Ramin Djawadi composed the score to the film.

All music by Ramin Djawadi.

Songs used in the film but not included in the soundtrack album were:
- "Rebel Blues" performed by Lëk Sèn
- "No Church in the Wild" performed by Kanye West & Jay-Z featuring Frank Ocean

Track listing
| No. | Title | Length |
|---|---|---|
| 1. | "Safe House" | 3:15 |
| 2. | "A Hundred Lies a Day" | 3:15 |
| 3. | "Get in the Trunk" | 4:24 |
| 4. | "Do I Make You Nervous?" | 3:07 |
| 5. | "I Used to Be Innocent Like You" | 2:11 |
| 6. | "Tobin Frost" | 2:19 |
| 7. | "Off the Grid" | 3:27 |
| 8. | "Do What You Have to Do" | 4:48 |
| 9. | "Don't Kill Innocent People" | 3:45 |
| 10. | "Who Do You Work For?" | 3:44 |
| 11. | "Walk Away" | 6:03 |
| 12. | "People Change" | 2:16 |
| 13. | "Be Better Than Me" | 4:11 |
| 14. | "Langa" | 6:14 |
| 15. | "More Past Than Future" | 3:19 |
| 16. | "12 Months" | 3:05 |
| 17. | "Truth" | 3:42 |
| 18. | "I'll Take It From Here" | 5:46 |
| Total length: |  | 68:51 |

==Release==
The film premiered in New York City on February 7, 2012, and was released in U.S. theaters on February 10, 2012. Safe House was released to Blu-ray and DVD on June 5, 2012, in the United States.

==Reception==

===Box office===
Safe House grossed $126.4 million in the United States, and $81.7 million in other territories, for a worldwide total of $208.1 million.

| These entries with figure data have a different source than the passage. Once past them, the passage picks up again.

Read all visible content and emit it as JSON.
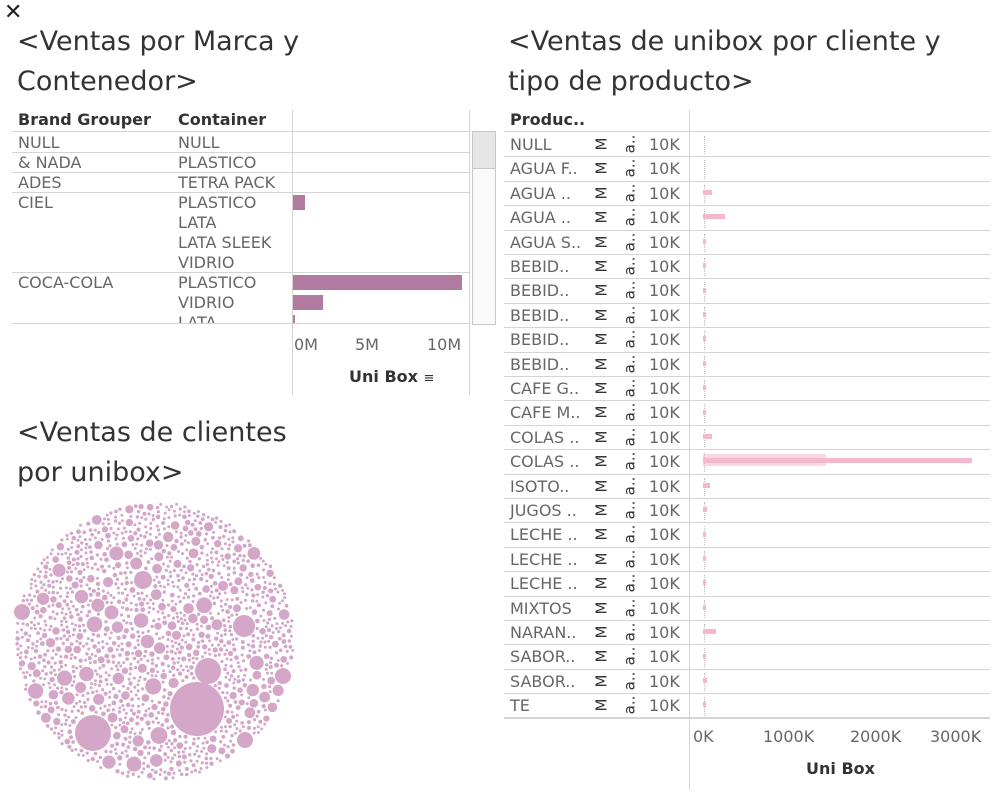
{
  "close_icon": "close-icon",
  "panel1": {
    "title_line1": "<Ventas por Marca y",
    "title_line2": "Contenedor>",
    "headers": {
      "brand": "Brand Grouper",
      "container": "Container"
    },
    "axis_label": "Uni Box",
    "ticks": [
      "0M",
      "5M",
      "10M"
    ]
  },
  "panel2": {
    "title_line1": "<Ventas de clientes",
    "title_line2": "por unibox>"
  },
  "panel3": {
    "title_line1": "<Ventas de unibox por cliente y",
    "title_line2": "tipo de producto>",
    "header": "Produc..",
    "col_m": "M",
    "col_a": "a..",
    "col_k": "10K",
    "axis_label": "Uni Box",
    "ticks": [
      "0K",
      "1000K",
      "2000K",
      "3000K"
    ]
  },
  "chart_data": [
    {
      "type": "bar",
      "title": "<Ventas por Marca y Contenedor>",
      "xlabel": "Uni Box",
      "xlim": [
        0,
        11500000
      ],
      "rows": [
        {
          "brand": "NULL",
          "container": "NULL",
          "value": 0
        },
        {
          "brand": "& NADA",
          "container": "PLASTICO",
          "value": 0
        },
        {
          "brand": "ADES",
          "container": "TETRA PACK",
          "value": 0
        },
        {
          "brand": "CIEL",
          "container": "PLASTICO",
          "value": 800000
        },
        {
          "brand": "",
          "container": "LATA",
          "value": 0
        },
        {
          "brand": "",
          "container": "LATA SLEEK",
          "value": 0
        },
        {
          "brand": "",
          "container": "VIDRIO",
          "value": 0
        },
        {
          "brand": "COCA-COLA",
          "container": "PLASTICO",
          "value": 11200000
        },
        {
          "brand": "",
          "container": "VIDRIO",
          "value": 2000000
        },
        {
          "brand": "",
          "container": "LATA",
          "value": 150000
        }
      ]
    },
    {
      "type": "scatter",
      "title": "<Ventas de clientes por unibox>",
      "description": "packed bubbles"
    },
    {
      "type": "bar",
      "title": "<Ventas de unibox por cliente y tipo de producto>",
      "xlabel": "Uni Box",
      "xlim": [
        -150000,
        3300000
      ],
      "categories": [
        "NULL",
        "AGUA F..",
        "AGUA ..",
        "AGUA ..",
        "AGUA S..",
        "BEBID..",
        "BEBID..",
        "BEBID..",
        "BEBID..",
        "BEBID..",
        "CAFE G..",
        "CAFE M..",
        "COLAS ..",
        "COLAS ..",
        "ISOTO..",
        "JUGOS ..",
        "LECHE ..",
        "LECHE ..",
        "LECHE ..",
        "MIXTOS",
        "NARAN..",
        "SABOR..",
        "SABOR..",
        "TE"
      ],
      "max_values": [
        0,
        0,
        100000,
        250000,
        20000,
        10000,
        20000,
        15000,
        10000,
        30000,
        20000,
        5000,
        100000,
        3050000,
        80000,
        40000,
        30000,
        20000,
        20000,
        20000,
        150000,
        30000,
        50000,
        30000
      ]
    }
  ]
}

Safe House earned $13.6 million on opening day, and a total of $40.2 million over the weekend, finishing second behind The Vow. The film was the second-biggest opener for Washington, behind American Gangster ($43.6 million), and third-best for Reynolds behind X-Men Origins: Wolverine ($85.1 million) and Green Lantern ($53.2 million), respectively. In its second weekend, it finished first at $23.6 million. It became the second film in 2012 to cross the $100 million mark domestically after The Vow and the fourth film to cross the mark worldwide after Underworld: Awakening, Journey 2: The Mysterious Island, and The Vow.

===Critical response===
 Metacritic, which uses a weighted average, assigned the film a score of 52 out of 100, based on 36 critics, indicating "mixed or average" reviews. Audiences polled by CinemaScore gave the film an average grade of "A−" on an A+ to F scale.

==Future==
In September 2012, it was announced that Universal had hired screenwriter David Guggenheim to write a script for a possible sequel.